The report starts, as any study aimed at restoring trust and truth ought to, by acknowledging reality: “In a free society, a certain amount of misinformation will always exist.” The hope isn’t to punish every exaggeration, piece of propaganda or flat-out lie but to home in on the most egregious damage caused by specific types of mis- and disinformation — by discouraging people from spreading falsehoods and minimizing the fallout when they do. This is easiest in “empirically grounded” areas, in which facts can most clearly be found: public health and election integrity foremost among them.
How do we do it? Some steps are obvious, such as mandating more transparency from technology companies. Platforms should be required, for instance, to publish data about the content, source, targeting and reach of posts seen by large audiences, as well as produce standardized archives of the material they remove or otherwise moderate. That’s the only way researchers, lawmakers and the rest of us can understand what policies cause what problems, as well as what interventions work to solve them. The report also calls on companies to take concerted action against superspreaders of mis- and disinformation. And it urges carveouts to Section 230 of the Communications Decency Act, which generally provides legal immunity to platforms for content they host from third parties, such as advertisements and algorithmically amplified content — though these suggestions should be viewed with caution.

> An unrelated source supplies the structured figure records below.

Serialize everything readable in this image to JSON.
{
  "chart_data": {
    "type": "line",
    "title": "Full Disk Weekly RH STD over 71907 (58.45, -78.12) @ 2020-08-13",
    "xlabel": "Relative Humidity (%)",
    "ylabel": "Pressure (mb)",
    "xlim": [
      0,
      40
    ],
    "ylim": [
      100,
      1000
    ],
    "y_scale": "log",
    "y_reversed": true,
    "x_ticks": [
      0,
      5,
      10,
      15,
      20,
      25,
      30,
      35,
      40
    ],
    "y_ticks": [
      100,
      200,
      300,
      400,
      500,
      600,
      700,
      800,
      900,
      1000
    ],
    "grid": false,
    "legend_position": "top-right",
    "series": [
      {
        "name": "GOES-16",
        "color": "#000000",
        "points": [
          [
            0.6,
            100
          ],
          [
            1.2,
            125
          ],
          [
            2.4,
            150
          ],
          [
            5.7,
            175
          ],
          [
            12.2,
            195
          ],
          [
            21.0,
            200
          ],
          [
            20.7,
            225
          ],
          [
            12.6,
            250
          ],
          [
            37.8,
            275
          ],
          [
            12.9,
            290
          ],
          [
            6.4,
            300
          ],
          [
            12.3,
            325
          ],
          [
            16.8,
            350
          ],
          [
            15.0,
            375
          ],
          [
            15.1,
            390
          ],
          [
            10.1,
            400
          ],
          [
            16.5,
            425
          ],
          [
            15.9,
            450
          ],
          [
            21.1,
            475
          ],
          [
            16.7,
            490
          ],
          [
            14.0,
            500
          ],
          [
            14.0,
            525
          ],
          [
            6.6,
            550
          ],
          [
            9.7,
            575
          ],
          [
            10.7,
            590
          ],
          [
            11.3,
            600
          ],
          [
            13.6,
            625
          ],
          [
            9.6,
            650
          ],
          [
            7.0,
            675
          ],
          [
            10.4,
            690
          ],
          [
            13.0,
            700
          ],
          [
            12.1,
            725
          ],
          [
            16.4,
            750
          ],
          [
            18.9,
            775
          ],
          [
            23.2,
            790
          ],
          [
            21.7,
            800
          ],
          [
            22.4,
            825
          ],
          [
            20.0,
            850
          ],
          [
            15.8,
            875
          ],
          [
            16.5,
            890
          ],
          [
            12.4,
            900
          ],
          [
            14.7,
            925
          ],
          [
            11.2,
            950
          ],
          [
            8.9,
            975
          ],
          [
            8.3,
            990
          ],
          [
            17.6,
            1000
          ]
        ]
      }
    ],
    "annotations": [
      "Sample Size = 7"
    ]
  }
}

The rest of the report treads fresher ground, asking not only how social media sites can scrub out the scourge of information disorder but how the rest of society can, too. This includes a White House-led anti-disinformation strategy as well as a congressionally funded education and awareness effort. Crucially, it also includes investment from the government in alternatives to the free-for-all of today’s ad-centric Internet: tools and networks designed to build bonds within and between communities, rather than grab attention and generate revenue. The report also argues for supporting reconciliation and healing initiatives, especially as they expose how propaganda historically has been used to marginalize the vulnerable.
Disinformation, the authors say, often isn’t about persuading people to believe something new but about giving them permission to believe things they were inclined to think from the start — exploiting bigotry and division where it already exists rather than creating it where it doesn’t. At the same time, these malignant campaigns are real, and require concrete action to confront. The Aspen Institute’s report recognizes that these two forces — existing misconceptions and social media’s tools that amplify them — work in tandem. Any comprehensive government strategy to treat the country’s information disorder must do the same.